Several mutations in the gene for the mitochondrial single stranded DNA binding protein (SSBP1) have recently been implicated in human disease, but initial reports are insufficient to explain the molecular mechanism of disease, including the possible role of SSBP1 heterotetramers in heterozygous patients. Here we employed molecular simulations to model the dynamics of wild type and 31 variant SSBP1 tetramer systems, including 7 variant homotetramer and 24 representative heterotetramer systems. Our simulations indicate that all variants are stable and most have stronger intermonomer interactions, reduced solvent accessible surface areas, and a net loss of positive surface charge. We then used structural alignments and phosphate binding simulations to predict DNA binding surfaces on SSBP1. Our models suggest that nearly the entire surface of SSBP1, excluding flexible loops and protruding helices, is available for DNA binding, and we observed several potential DNA binding hotspots. Changes to the protein surface in variant SSBP1 tetramers potentially alter anchor points or wrapping paths, rather than abolishing binding altogether. Overall, our findings disqualify tetramer destabilization or gross disruption of DNA binding as mechanisms of disease. Instead, they are consistent with subtle changes to DNA binding, wrapping, or release that cause rare but consequential failures of mtDNA maintenance, which, in turn, are consistent with the late onset of disease in most of the reported SSBP1 cases.

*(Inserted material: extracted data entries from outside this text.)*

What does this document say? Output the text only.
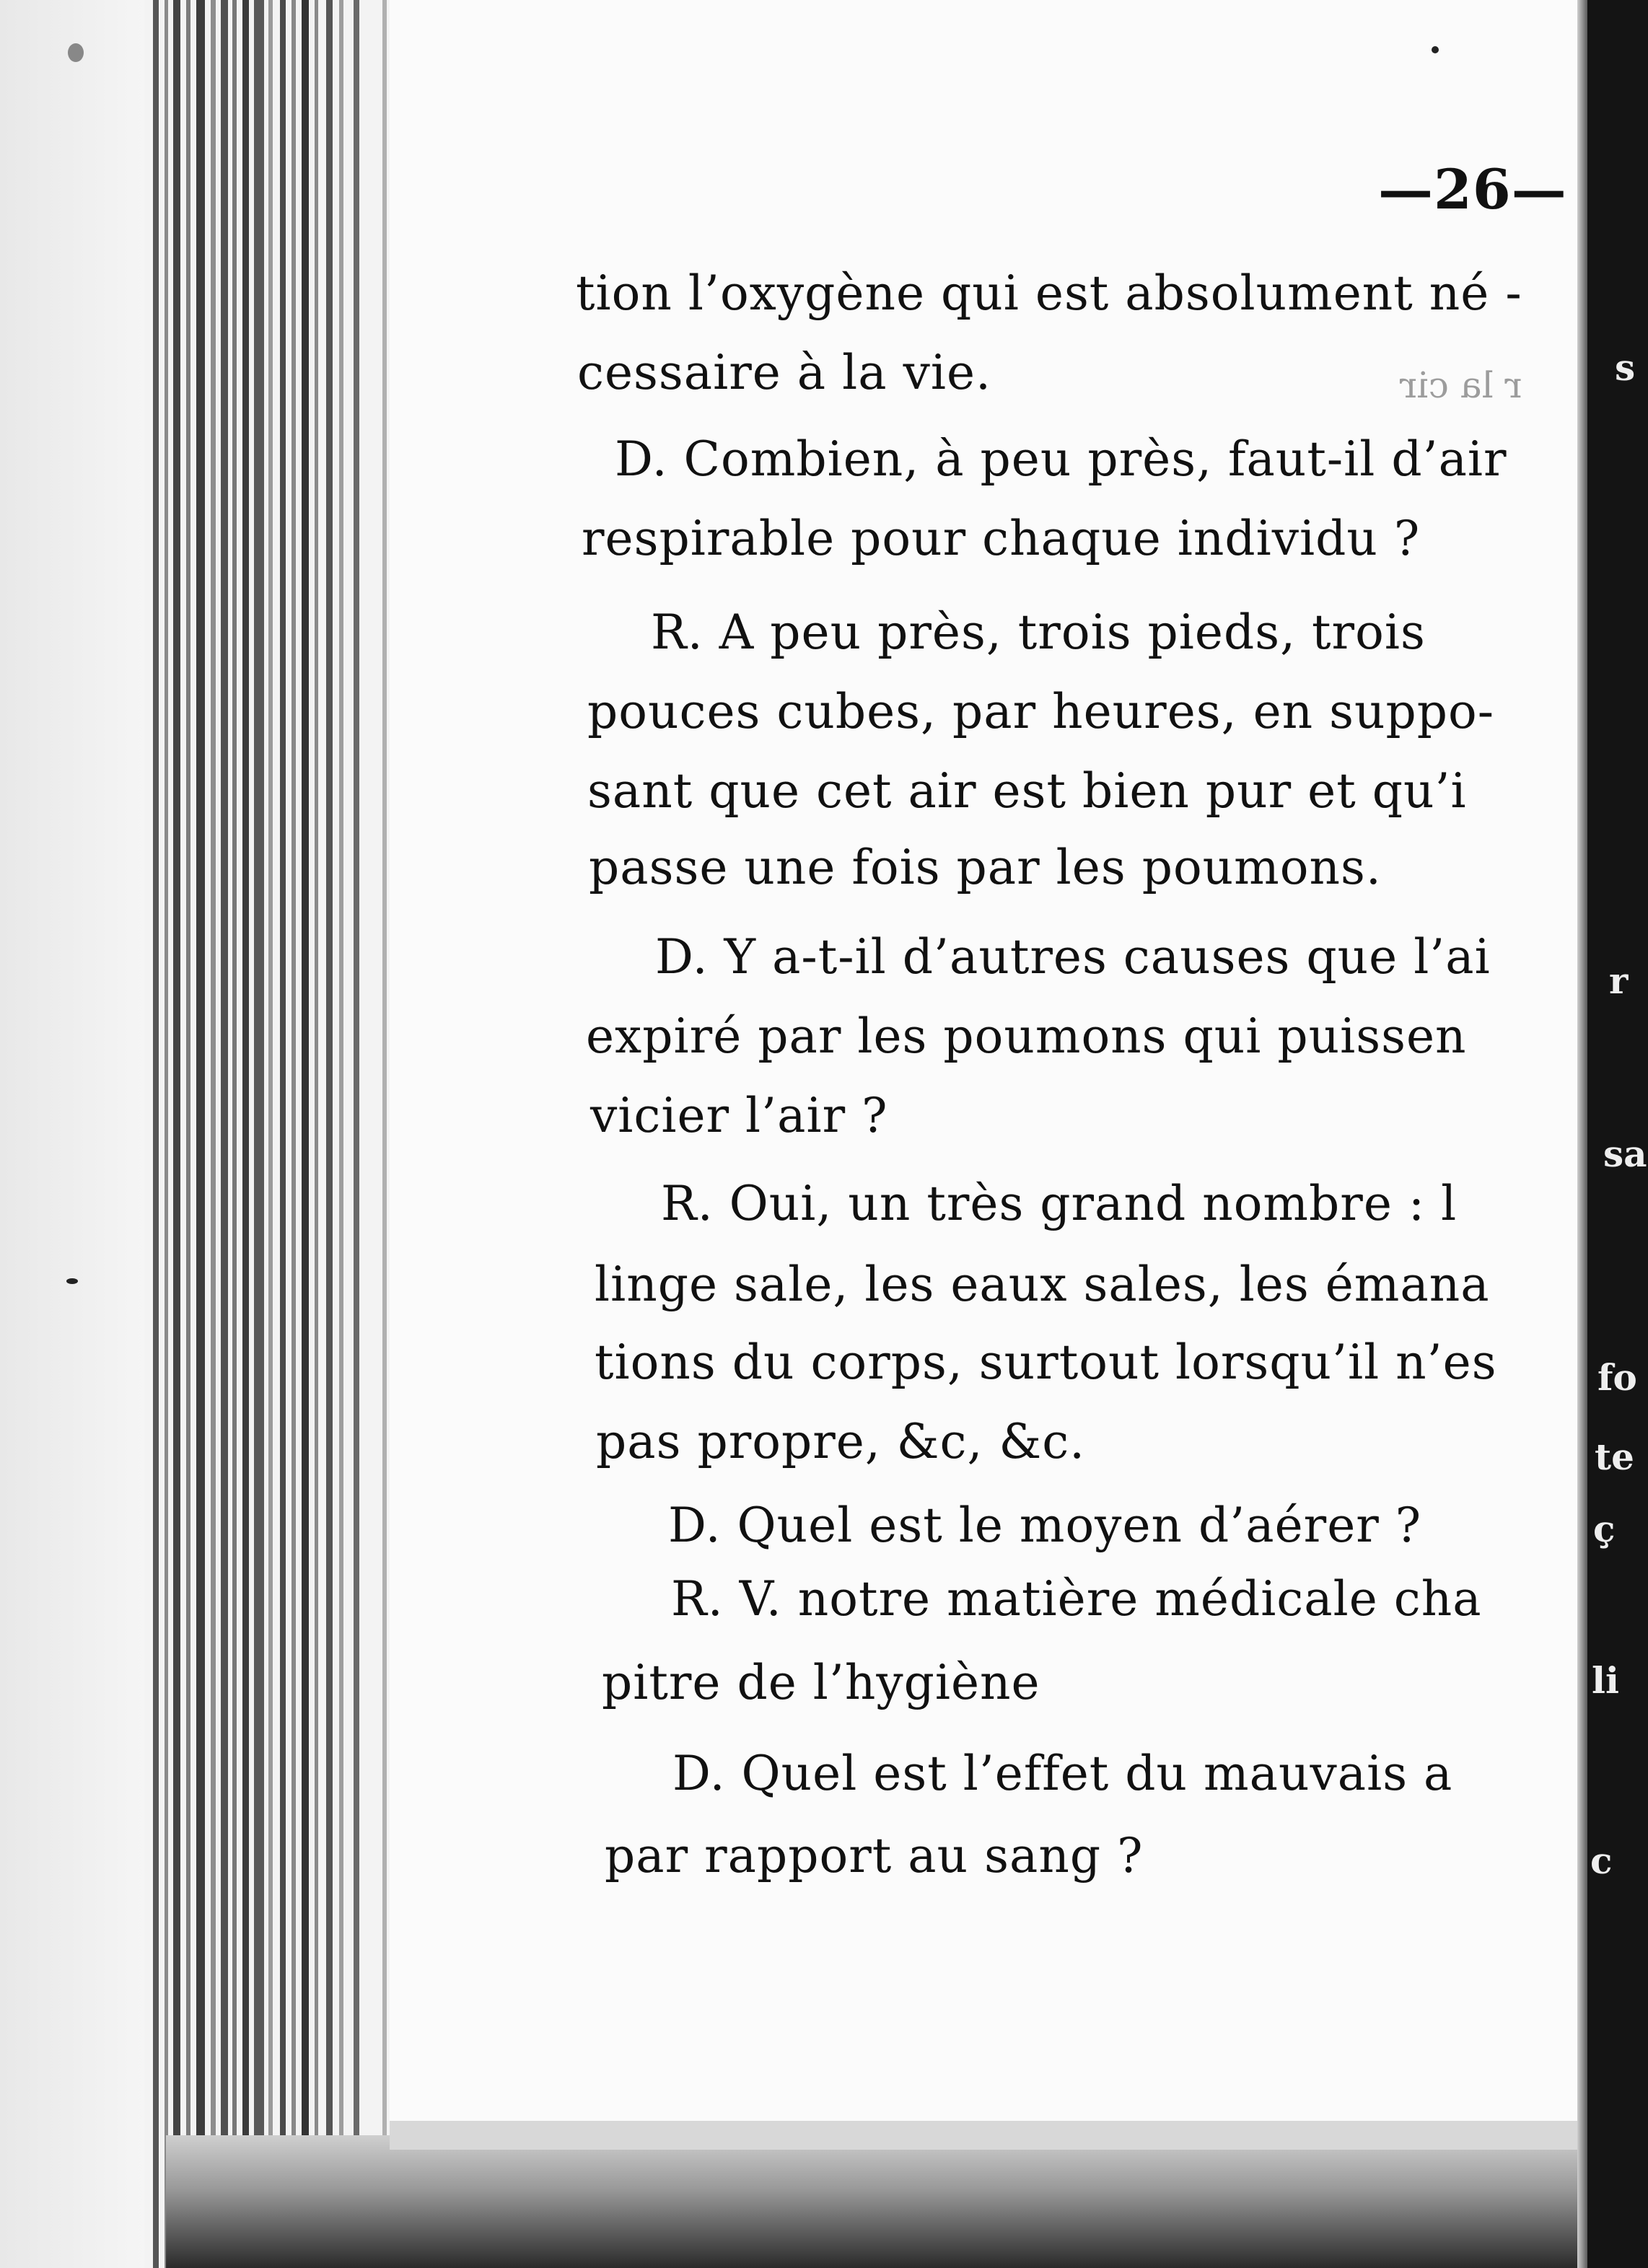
—26—
tion l’oxygène qui est absolument né -
cessaire à la vie.
D. Combien, à peu près, faut-il d’air
respirable pour chaque individu ?
R. A peu près, trois pieds, trois
pouces cubes, par heures, en suppo-
sant que cet air est bien pur et qu’i
passe une fois par les poumons.
D. Y a-t-il d’autres causes que l’ai
expiré par les poumons qui puissen
vicier l’air ?
R. Oui, un très grand nombre : l
linge sale, les eaux sales, les émana
tions du corps, surtout lorsqu’il n’es
pas propre, &c, &c.
D. Quel est le moyen d’aérer ?
R. V. notre matière médicale cha
pitre de l’hygiène
D. Quel est l’effet du mauvais a
par rapport au sang ?
r la cir	s
r
sa
fo
te
ç
li
c
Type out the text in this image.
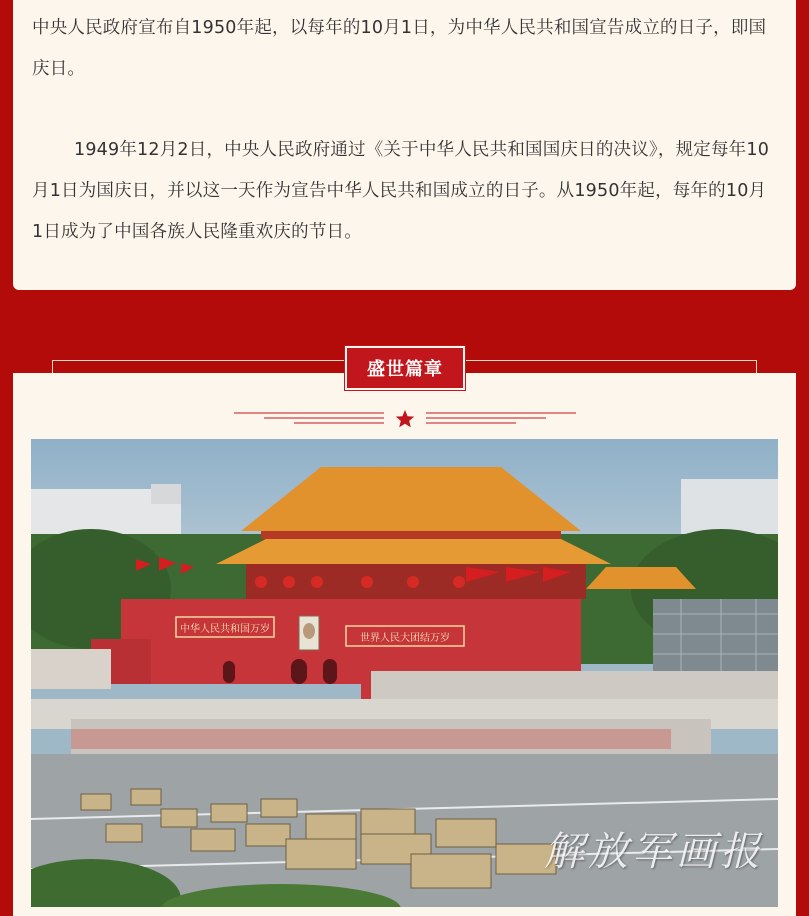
中央人民政府宣布自1950年起，以每年的10月1日，为中华人民共和国宣告成立的日子，即国庆日。

1949年12月2日，中央人民政府通过《关于中华人民共和国国庆日的决议》，规定每年10月1日为国庆日，并以这一天作为宣告中华人民共和国成立的日子。从1950年起，每年的10月1日成为了中国各族人民隆重欢庆的节日。

盛世篇章
中华人民共和国万岁
世界人民大团结万岁
解放军画报
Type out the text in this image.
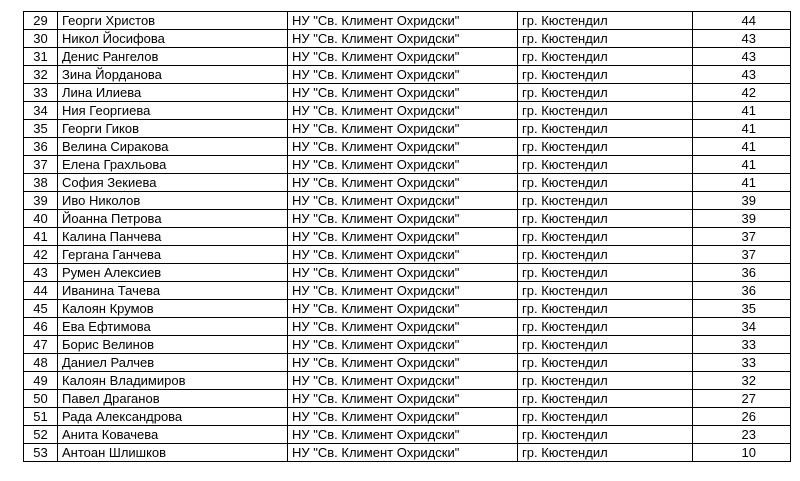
29	Георги Христов	НУ "Св. Климент Охридски"	гр. Кюстендил	44
30	Никол Йосифова	НУ "Св. Климент Охридски"	гр. Кюстендил	43
31	Денис Рангелов	НУ "Св. Климент Охридски"	гр. Кюстендил	43
32	Зина Йорданова	НУ "Св. Климент Охридски"	гр. Кюстендил	43
33	Лина Илиева	НУ "Св. Климент Охридски"	гр. Кюстендил	42
34	Ния Георгиева	НУ "Св. Климент Охридски"	гр. Кюстендил	41
35	Георги Гиков	НУ "Св. Климент Охридски"	гр. Кюстендил	41
36	Велина Сиракова	НУ "Св. Климент Охридски"	гр. Кюстендил	41
37	Елена Грахльова	НУ "Св. Климент Охридски"	гр. Кюстендил	41
38	София Зекиева	НУ "Св. Климент Охридски"	гр. Кюстендил	41
39	Иво Николов	НУ "Св. Климент Охридски"	гр. Кюстендил	39
40	Йоанна Петрова	НУ "Св. Климент Охридски"	гр. Кюстендил	39
41	Калина Панчева	НУ "Св. Климент Охридски"	гр. Кюстендил	37
42	Гергана Ганчева	НУ "Св. Климент Охридски"	гр. Кюстендил	37
43	Румен Алексиев	НУ "Св. Климент Охридски"	гр. Кюстендил	36
44	Иванина Тачева	НУ "Св. Климент Охридски"	гр. Кюстендил	36
45	Калоян Крумов	НУ "Св. Климент Охридски"	гр. Кюстендил	35
46	Ева Ефтимова	НУ "Св. Климент Охридски"	гр. Кюстендил	34
47	Борис Велинов	НУ "Св. Климент Охридски"	гр. Кюстендил	33
48	Даниел Ралчев	НУ "Св. Климент Охридски"	гр. Кюстендил	33
49	Калоян Владимиров	НУ "Св. Климент Охридски"	гр. Кюстендил	32
50	Павел Драганов	НУ "Св. Климент Охридски"	гр. Кюстендил	27
51	Рада Александрова	НУ "Св. Климент Охридски"	гр. Кюстендил	26
52	Анита Ковачева	НУ "Св. Климент Охридски"	гр. Кюстендил	23
53	Антоан Шлишков	НУ "Св. Климент Охридски"	гр. Кюстендил	10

线粒体单链 DNA 结合蛋白 ( SSBP1 ) 基因的几个突变) 最近与人类疾病有关，但初步报告不足以解释疾病的分子机制，包括 SSBP1 异四聚体在杂合子患者中的可能作用。在这里，我们采用分子模拟来模拟野生型和 31 个变体 SSBP1 四聚体系统的动力学，包括 7 个变体同源四聚体和 24 个具有代表性的异源四聚体系统。我们的模拟表明，所有变体都是稳定的，并且大多数变体具有更强的单体间相互作用、减少的溶剂可及表面积和正表面电荷的净损失。然后我们使用结构比对和磷酸盐结合模拟来预测 SSBP1 上的 DNA 结合表面。我们的模型表明，SSBP1 的几乎整个表面，不包括柔性环和突出的螺旋，都可用于 DNA 结合，我们观察到几个潜在的 DNA 结合热点。变体 SSBP1 四聚体中蛋白质表面的变化可能会改变锚点或包裹路径，而不是完全取消结合。总体而言，我们的研究结果取消了四聚体不稳定或 DNA 结合的严重破坏作为疾病机制的资格。相反，它们与 DNA 结合、包裹或释放的细微变化相一致，这些变化会导致 mtDNA 维持罕见但随之而来的失败，这反过来与大多数报告的 SSBP1 病例中的晚期疾病发病一致。我们的研究结果取消了四聚体不稳定或 DNA 结合的严重破坏作为疾病机制的资格。相反，它们与 DNA 结合、包裹或释放的细微变化相一致，这些变化会导致 mtDNA 维持罕见但随之而来的失败，这反过来与大多数报告的 SSBP1 病例中的晚期疾病发病一致。我们的研究结果取消了四聚体不稳定或 DNA 结合的严重破坏作为疾病机制的资格。相反，它们与 DNA 结合、包裹或释放的细微变化相一致，这些变化会导致 mtDNA 维持罕见但随之而来的失败，这反过来与大多数报告的 SSBP1 病例中的晚期疾病发病一致。